AVS 66th International Symposium & Exhibition | |
Electronic Materials and Photonics Division | Tuesday Sessions |
Session EM+OX+TF-TuA |
Session: | Nikolaus Dietz Memorial Session: Wide and Ultra-wide Band Gap Materials and Devices |
Presenter: | Charles R. Eddy, Jr., U.S. Naval Research Laboratory |
Authors: | C.R. Eddy, Jr., U.S. Naval Research Laboratory S.G. Rosenberg, American Society for Engineering Education (residing at U.S. Naval Research Laboratory) J.M. Woodward, American Society for Engineering Education (residing at U.S. Naval Research Laboratory) K.F. Ludwig, Boston University N. Nepal, U.S. Naval Research Laboratory |
Correspondent: | Click to Email |
Wurtzite indium nitride (InN) has direct bandgap of about 0.7 eV with large phonon gap and is an attractive semiconductor material for application in various areas, e.g. optical, electrical, optoelectronic, and spintronic device technologies [1]. InN and its alloys with GaN and AlN (III-N) have therefore found application in a variety of technologies such as high power transistors, emitters, detectors, and solar-cells. The relatively high growth temperature of common III-N synthesis techniques has impeded further development and application of the materials due to challenges with miscibility gaps and strain related to thermal expansion mismatch with non-native substrates.

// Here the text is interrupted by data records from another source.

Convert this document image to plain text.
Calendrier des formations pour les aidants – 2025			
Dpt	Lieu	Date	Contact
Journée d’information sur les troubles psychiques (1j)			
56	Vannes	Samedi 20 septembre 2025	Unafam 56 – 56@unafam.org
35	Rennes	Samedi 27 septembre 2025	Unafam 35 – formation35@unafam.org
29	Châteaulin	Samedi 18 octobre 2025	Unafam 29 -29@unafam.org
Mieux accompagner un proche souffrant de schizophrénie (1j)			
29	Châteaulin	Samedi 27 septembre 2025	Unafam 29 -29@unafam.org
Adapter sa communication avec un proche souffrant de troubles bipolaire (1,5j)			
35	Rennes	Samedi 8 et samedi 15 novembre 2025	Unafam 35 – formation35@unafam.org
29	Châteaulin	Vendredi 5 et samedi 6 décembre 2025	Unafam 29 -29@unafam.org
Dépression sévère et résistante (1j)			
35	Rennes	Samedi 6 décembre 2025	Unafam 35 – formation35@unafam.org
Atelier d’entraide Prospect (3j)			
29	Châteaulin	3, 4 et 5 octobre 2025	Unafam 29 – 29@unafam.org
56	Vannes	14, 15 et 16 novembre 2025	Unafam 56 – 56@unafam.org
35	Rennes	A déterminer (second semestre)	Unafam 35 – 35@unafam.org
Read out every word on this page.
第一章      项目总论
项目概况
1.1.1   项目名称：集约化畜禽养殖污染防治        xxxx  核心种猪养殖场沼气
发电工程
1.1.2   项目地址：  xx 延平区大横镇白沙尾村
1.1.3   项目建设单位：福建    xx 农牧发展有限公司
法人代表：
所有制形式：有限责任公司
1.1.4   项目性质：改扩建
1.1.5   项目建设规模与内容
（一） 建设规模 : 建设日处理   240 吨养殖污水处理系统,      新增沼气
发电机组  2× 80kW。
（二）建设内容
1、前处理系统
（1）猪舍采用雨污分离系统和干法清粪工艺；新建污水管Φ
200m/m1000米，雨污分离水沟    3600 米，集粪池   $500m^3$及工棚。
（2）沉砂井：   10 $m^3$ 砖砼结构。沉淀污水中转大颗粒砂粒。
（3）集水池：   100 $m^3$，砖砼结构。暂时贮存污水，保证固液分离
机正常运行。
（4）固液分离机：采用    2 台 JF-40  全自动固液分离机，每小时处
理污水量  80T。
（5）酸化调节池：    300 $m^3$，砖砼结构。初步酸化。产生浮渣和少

To address these challenges, plasma assisted atomic layer epitaxy (PA-ALEp) offers a new approach to low temperature III-N growth and can be used to epitaxially grow InN by using alternative pulses of trimethylindium and nitrogen plasma [2]. We report on development of the PA-ALEp process for InN growth on sapphire and gallium nitride substrates demonstrating the self-limited growth windows as a function of temperature and pulse durations in the process. We benchmark the quality of our films compare to those grown by Dietz et al. by high pressure CVD [3]. The process produces quality, crystalline semiconductor films with properties comparable to those grown by conventional methods at temperatures roughly 2X higher. Beyond that, the PA-ALEp process affords realization of InN containing ternary nitrides with aluminum and gallium that are not possible with conventional growth methods. Further, the unique, non-thermal equilibrium process enables realization of cubic (rock salt) phases on InN. In order to better understand nucleation and growth mechanisms involved in the PA-ALEp process, we employ in situ X-ray scattering methods using synchrotron radiation. We have determined that the growth proceeds largely by a Stranski-Krastinov process on either sapphire or gallium nitride. Further, we have investigated the impact of components of the PA-ALEp cycle on the growth process [4], in particular the plasma pulse time. Here we see that pulse time can affect the nature of nucleation from bimodal nucleation to single mode nucleation to degraded growth as pulse time increases from 15 seconds to 30 seconds. These and other nucleation and growth behaviors will be highlighted.
[1] O. Ambacher, J. Phys. D: Appl. Phys. 31, 2653 (1998).
[2] N. Nepal, et al., Cryst. Growth Design 13, 1485 (2013).
[3] N. Dietz, et al., Phys. Status Solidi B 242, 2985 (2005).
[4] N. Nepal, et al., J. Vac. Sci. Technol. A 37, 020910 (2019).